Дядя Федя промолчал. Поднявшись на цыпочки, он глядел куда-то вперед, поверх голов Кольки и Степы и руками перекидывал перо. Степа уже решил, что неприятный разговор кончился. Но дядя Федя вдруг очень тихо сказал:

— Ты нас не равняй, понял? Я инвалид, от меня колхозу пользы, как от рваного хомута. Мышей кормить. А парень еще глупый, правильной линии не понимает…

Степа не сразу понял, что «глупый парень» — это сказано не про кого-то другого, а именно про него… А когда сообразил, обижаться уже было поздно. Дядя Федя накинул на перо веревочную петлю, спустился в будку и захлопнул дверь.

— Видал? — все еще улыбаясь, но уже злым голосом спросил Колька. — Разобрал по пунктам, как докладчик! А у меня, может, болезнь-то почище, чем у него, квалифицированные доктора от моей болезни в растерянность входят! Инвали-и-ид!.. Пошли, пацан, ко мне на баржу, ну его, агитатора…

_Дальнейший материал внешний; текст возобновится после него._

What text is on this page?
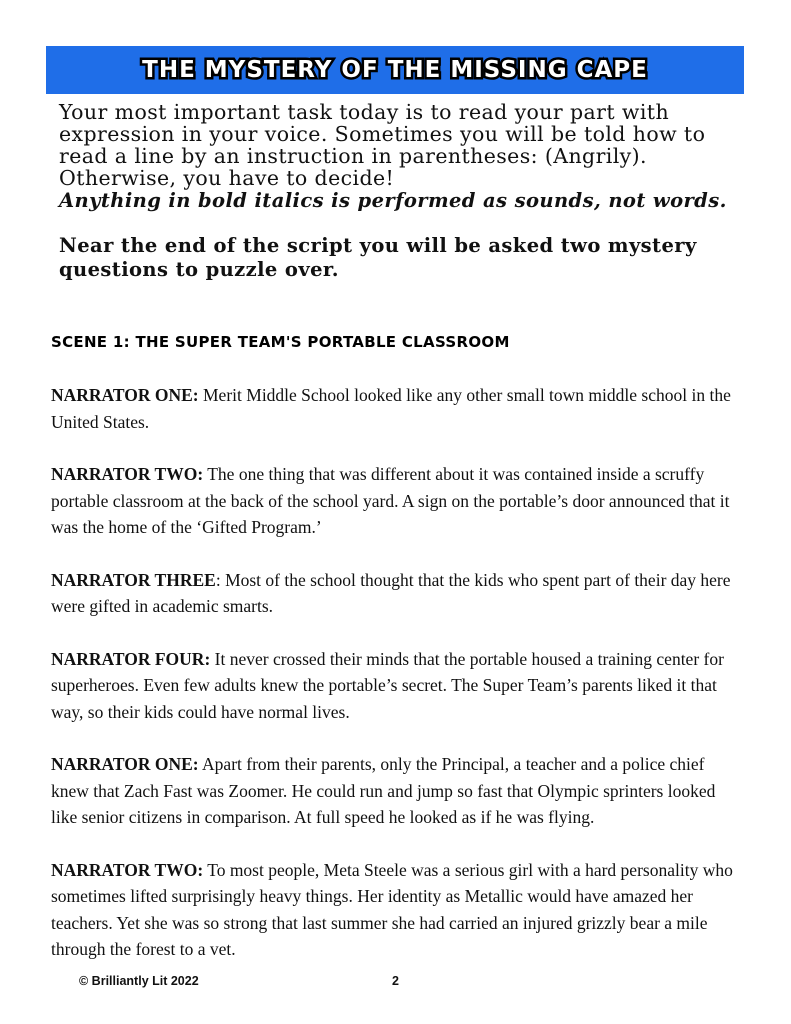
THE MYSTERY OF THE MISSING CAPE

Your most important task today is to read your part with expression in your voice. Sometimes you will be told how to read a line by an instruction in parentheses: (Angrily). Otherwise, you have to decide!
Anything in bold italics is performed as sounds, not words.

Near the end of the script you will be asked two mystery questions to puzzle over.

SCENE 1: THE SUPER TEAM'S PORTABLE CLASSROOM

NARRATOR ONE: Merit Middle School looked like any other small town middle school in the United States.

NARRATOR TWO: The one thing that was different about it was contained inside a scruffy portable classroom at the back of the school yard. A sign on the portable’s door announced that it was the home of the ‘Gifted Program.’

NARRATOR THREE: Most of the school thought that the kids who spent part of their day here were gifted in academic smarts.

NARRATOR FOUR: It never crossed their minds that the portable housed a training center for superheroes. Even few adults knew the portable’s secret. The Super Team’s parents liked it that way, so their kids could have normal lives.

NARRATOR ONE: Apart from their parents, only the Principal, a teacher and a police chief knew that Zach Fast was Zoomer. He could run and jump so fast that Olympic sprinters looked like senior citizens in comparison. At full speed he looked as if he was flying.

NARRATOR TWO: To most people, Meta Steele was a serious girl with a hard personality who sometimes lifted surprisingly heavy things. Her identity as Metallic would have amazed her teachers. Yet she was so strong that last summer she had carried an injured grizzly bear a mile through the forest to a vet.

© Brilliantly Lit 2022	2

Степа тоже решил рассердиться на дядю Федю, Он швырнул в трюм лопату, сплюнул и сказал:

— Пошли. Пускай у него умные работают…

Будка на барже Грошина была просторная, обшитая тесом, — прямо настоящая капитанская рубка. Во всю переднюю стену распахнулось окно, а под ним — внушительно, грузно — стоял штурвал с железным колесом. Чтобы располагаться у штурвала со всеми удобствами, Колька притащил старинное трухлявое кресло. Оно бы давно уже рассыпалось, но Колька обвязал его спинку и ножки медной проволокой.

— Приземляйся! — кивнул Колька на кресло. — Не бойсь, я штурвал закрепил.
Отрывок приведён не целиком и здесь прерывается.